Kanzo Volume 49, Issue 3

Analyses of liver abscess cases in our hospital for past ten years

We analyzed a total of 51 cases of liver abscess experienced in our hospital during last 10 years for etiology and clinical course. As for the cases of bacterial abscess (n=43) , 34% of which were seen in patients after papilloplasty, patients were older and abscess' sizes were smaller than those in cases of amoebic abscess (n=6) . Leading cause was Klebsiella p.,showing a gradual increment over the 10 years. Amoebic abscess was seen only in male, and was associated with abdominal pain and diarrhea, more frequently than in bacterial abscess; even the complication of gastrointestinal perforation developed in two. Although detection of the protozoan was possible only in one case, serum levels of anti-amoeba antibody titers were elevated in all the 6 cases, suggesting its usefulness for diagnosis. Eumycetes-related abscess was diagnosed only in two cases in association with chemotherapy-induced granulocytopenia. In both cases, the abscess was small, multiple, and required a long-term therapy. Early diagnosis, proper treatment, and full knowledge about clinical characteristics are important to manage liver abscess. We hereby report our experiences.

A case of severe hepatic injury and pure red cell aplasia induced by valproic acid

A 69-year-old female diagnosed as having epilepsy was treated with valproic acid (VPA). Two months later, she was admitted our hospital because of progressive severe hepatic injury. We immediately discontinued the administration of VPA and began to treat with prednisolone (PSL). Despite the improvement of blood biochemical findings, severe anemia developed soon after the cessation of PSL. She was diagnosed as pure red cell aplasia (PRCA), and cyclosporin A (CyA) therapy was initiated. Then, anemia was rapidly recovered and the exacerbation of anemia has not been observed after the termination of CyA therapy. Here, we report the case of severe hepatic injury and PRCA induced by VPA. Additionally, we discuss the pathogenesis of these side effects.

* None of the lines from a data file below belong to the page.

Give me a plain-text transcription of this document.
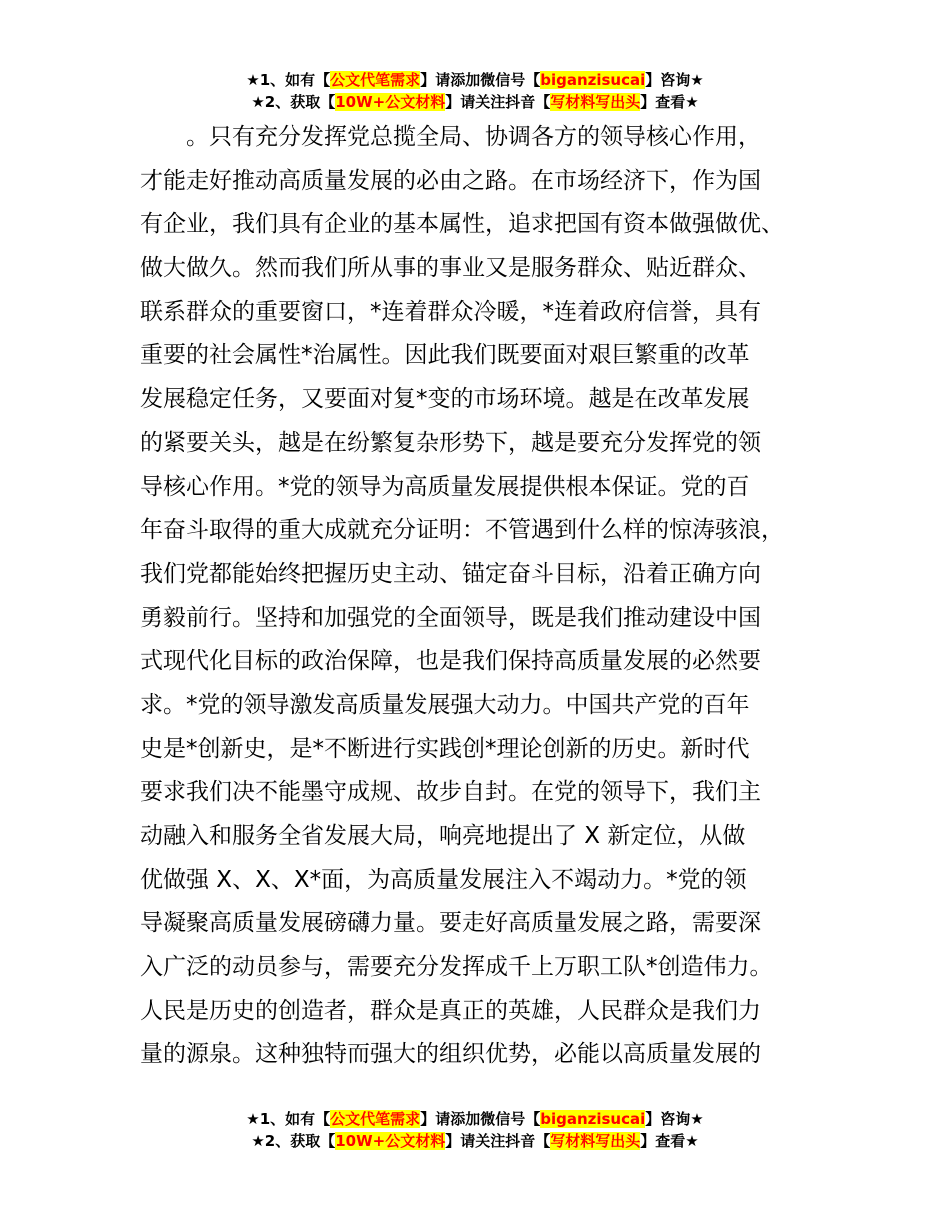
★1、如有【公文代笔需求】请添加微信号【biganzisucai】咨询★
★2、获取【10W+公文材料】请关注抖音【写材料写出头】查看★
。只有充分发挥党总揽全局、协调各方的领导核心作用，
才能走好推动高质量发展的必由之路。在市场经济下，作为国
有企业，我们具有企业的基本属性，追求把国有资本做强做优、
做大做久。然而我们所从事的事业又是服务群众、贴近群众、
联系群众的重要窗口，*连着群众冷暖，*连着政府信誉，具有
重要的社会属性*治属性。因此我们既要面对艰巨繁重的改革
发展稳定任务，又要面对复*变的市场环境。越是在改革发展
的紧要关头，越是在纷繁复杂形势下，越是要充分发挥党的领
导核心作用。*党的领导为高质量发展提供根本保证。党的百
年奋斗取得的重大成就充分证明：不管遇到什么样的惊涛骇浪，
我们党都能始终把握历史主动、锚定奋斗目标，沿着正确方向
勇毅前行。坚持和加强党的全面领导，既是我们推动建设中国
式现代化目标的政治保障，也是我们保持高质量发展的必然要
求。*党的领导激发高质量发展强大动力。中国共产党的百年
史是*创新史，是*不断进行实践创*理论创新的历史。新时代
要求我们决不能墨守成规、故步自封。在党的领导下，我们主
动融入和服务全省发展大局，响亮地提出了 X 新定位，从做
优做强 X、X、X*面，为高质量发展注入不竭动力。*党的领
导凝聚高质量发展磅礴力量。要走好高质量发展之路，需要深
入广泛的动员参与，需要充分发挥成千上万职工队*创造伟力。
人民是历史的创造者，群众是真正的英雄，人民群众是我们力
量的源泉。这种独特而强大的组织优势，必能以高质量发展的
★1、如有【公文代笔需求】请添加微信号【biganzisucai】咨询★
★2、获取【10W+公文材料】请关注抖音【写材料写出头】查看★
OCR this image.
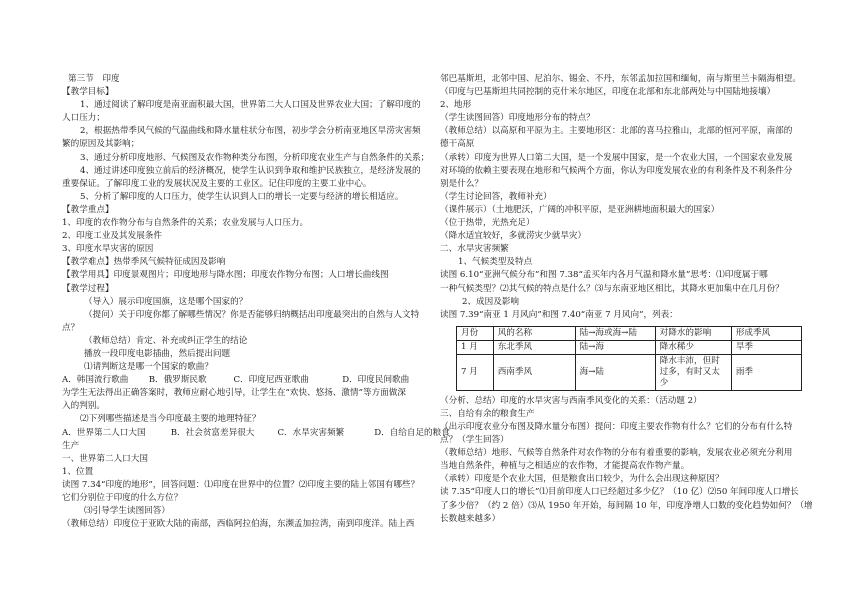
第三节　印度
【教学目标】
1、通过阅读了解印度是南亚面积最大国，世界第二大人口国及世界农业大国；了解印度的
人口压力；
2，根据热带季风气候的气温曲线和降水量柱状分布图，初步学会分析南亚地区旱涝灾害频
繁的原因及其影响；
3、通过分析印度地形、气候图及农作物种类分布图，分析印度农业生产与自然条件的关系；
4、通过讲述印度独立前后的经济概况，使学生认识到争取和维护民族独立，是经济发展的
重要保证。了解印度工业的发展状况及主要的工业区。记住印度的主要工业中心。
5、分析了解印度的人口压力，使学生认识到人口的增长一定要与经济的增长相适应。
【教学重点】
1、印度的农作物分布与自然条件的关系；农业发展与人口压力。
2、印度工业及其发展条件
3、印度水旱灾害的原因
【教学难点】热带季风气候特征成因及影响
【教学用具】印度景观图片；印度地形与降水图；印度农作物分布图；人口增长曲线图
【教学过程】
（导入）展示印度国旗，这是哪个国家的？
（提问）关于印度你都了解哪些情况？你是否能够归纳概括出印度最突出的自然与人文特
点？
（教师总结）肯定、补充或纠正学生的结论
播放一段印度电影插曲，然后提出问题
⑴请判断这是哪一个国家的歌曲？
A．韩国流行歌曲 B．俄罗斯民歌	C．印度尼西亚歌曲	D．印度民间歌曲
为学生无法得出正确答案时，教师应耐心地引导，让学生在“欢快、悠扬、激情”等方面做深
入的判别。
⑵下列哪些描述是当今印度最主要的地理特征？
A．世界第二人口大国	B．社会贫富差异很大	C．水旱灾害频繁	D．自给自足的粮食
生产
一、世界第二人口大国
1、位置
读图 7.34“印度的地形”，回答问题：⑴印度在世界中的位置？⑵印度主要的陆上邻国有哪些？
它们分别位于印度的什么方位？
⑶引导学生读图回答）
（教师总结）印度位于亚欧大陆的南部，西临阿拉伯海，东濒孟加拉湾，南到印度洋。陆上西
邻巴基斯坦，北邻中国、尼泊尔、锡金、不丹，东邻孟加拉国和缅甸，南与斯里兰卡隔海相望。
（印度与巴基斯坦共同控制的克什米尔地区，印度在北部和东北部两处与中国陆地接壤）
2、地形
（学生读图回答）印度地形分布的特点？
（教师总结）以高原和平原为主。主要地形区：北部的喜马拉雅山，北部的恒河平原，南部的
德干高原
（承转）印度为世界人口第二大国，是一个发展中国家，是一个农业大国，一个国家农业发展
对环境的依赖主要表现在地形和气候两个方面，你认为印度发展农业的有利条件及不利条件分
别是什么？
（学生讨论回答，教师补充）
（课件展示）（土地肥沃，广阔的冲积平原，是亚洲耕地面积最大的国家）
（位于热带，光热充足）
（降水适宜较好，多就涝灾少就旱灾）
二、水旱灾害频繁
1、气候类型及特点
读图 6.10“亚洲气候分布”和图 7.38“孟买年内各月气温和降水量”思考：⑴印度属于哪
一种气候类型？⑵其气候的特点是什么？⑶与东南亚地区相比，其降水更加集中在几月份？
2、成因及影响
读图 7.39“南亚 1 月风向”和图 7.40“南亚 7 月风向”，列表：
月份	风的名称	陆→海或海→陆	对降水的影响	形成季风
1 月	东北季风	陆→海	降水稀少	旱季
7 月	西南季风	海→陆	降水丰沛，但时过多，有时又太少	雨季
（分析、总结）印度的水旱灾害与西南季风变化的关系：（活动题 2）
三、自给有余的粮食生产
（出示印度农业分布图及降水量分布图）提问：印度主要农作物有什么？它们的分布有什么特
点？（学生回答）
（教师总结）地形、气候等自然条件对农作物的分布有着重要的影响，发展农业必须充分利用
当地自然条件，种植与之相适应的农作物，才能提高农作物产量。
（承转）印度是个农业大国，但是粮食出口较少，为什么会出现这种原因？
读 7.35“印度人口的增长”⑴目前印度人口已经超过多少亿？（10 亿）⑵50 年间印度人口增长
了多少倍？（约 2 倍）⑶从 1950 年开始，每间隔 10 年，印度净增人口数的变化趋势如何？（增
长数越来越多）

Successful treatment of refractory F₀ type varices hemorrhage with idiopathic portal hypertension via transcatheter left gastric arterial embolization

A 55-year-old male with no history of health problems was admitted to another hospital because of hematemesis in October 2000. Upper gastrointestinal endoscopy revealed esophageal variceal bleeding. Endoscopic injection sclerotherapy and endoscopic variceal ligation were performed. However, hematemesis occurred three times despite repeated treatment. The patient was admitted to our hospital in April 2004 because of rebleeding. Endoscopic treatment was not possible, thus surgical treatment was performed. Based on the laboratory and histopathological findings, idiopathic portal hypertension was thought to be the cause of esophageal varices. In May 2006, the patient vomited blood and was admitted again. F₀ form varices with positive for red color sign were observed in the lower esophagus. Abdominal angiography showed sudare-shaped blood vein (palisade vein) branching from the left gastric artery and Transcatheter Arterial Embolization (TAE) was performed. Hemostasis was achieved immediately after TAE, and rebleeding has not been experienced for over one year.

Interferon therapy for patients with chronic hepatitis C who are positive for anti-GAD antibody

Development of type 1 diabetes mellitus (T1DM) has been reported in patients receiving interferon (IFN) therapy for hepatitis C virus (HCV) infection. We studied two patients with chronic HCV infection who had an anti-glutamic acid decarboxylase antibody (GAD-ab) before IFN therapy. Their blood sugar and GAD-ab levels were monitored during IFN therapy. Case 1 was a 61-year-old man with 16.9 U/mL of GAD-ab. The GAD-ab level decreased during IFN therapy, but remained positive. Case 2 was a 65-year-old woman with 2.0 U/mL of GAD-ab. Her GAD-ab level increased during IFN therapy, but decreased after withdrawal of IFN. Insulin secretion in both patients was kept within physiologically normal range during IFN therapy, and the treatment was completed without developing T1DM in both cases.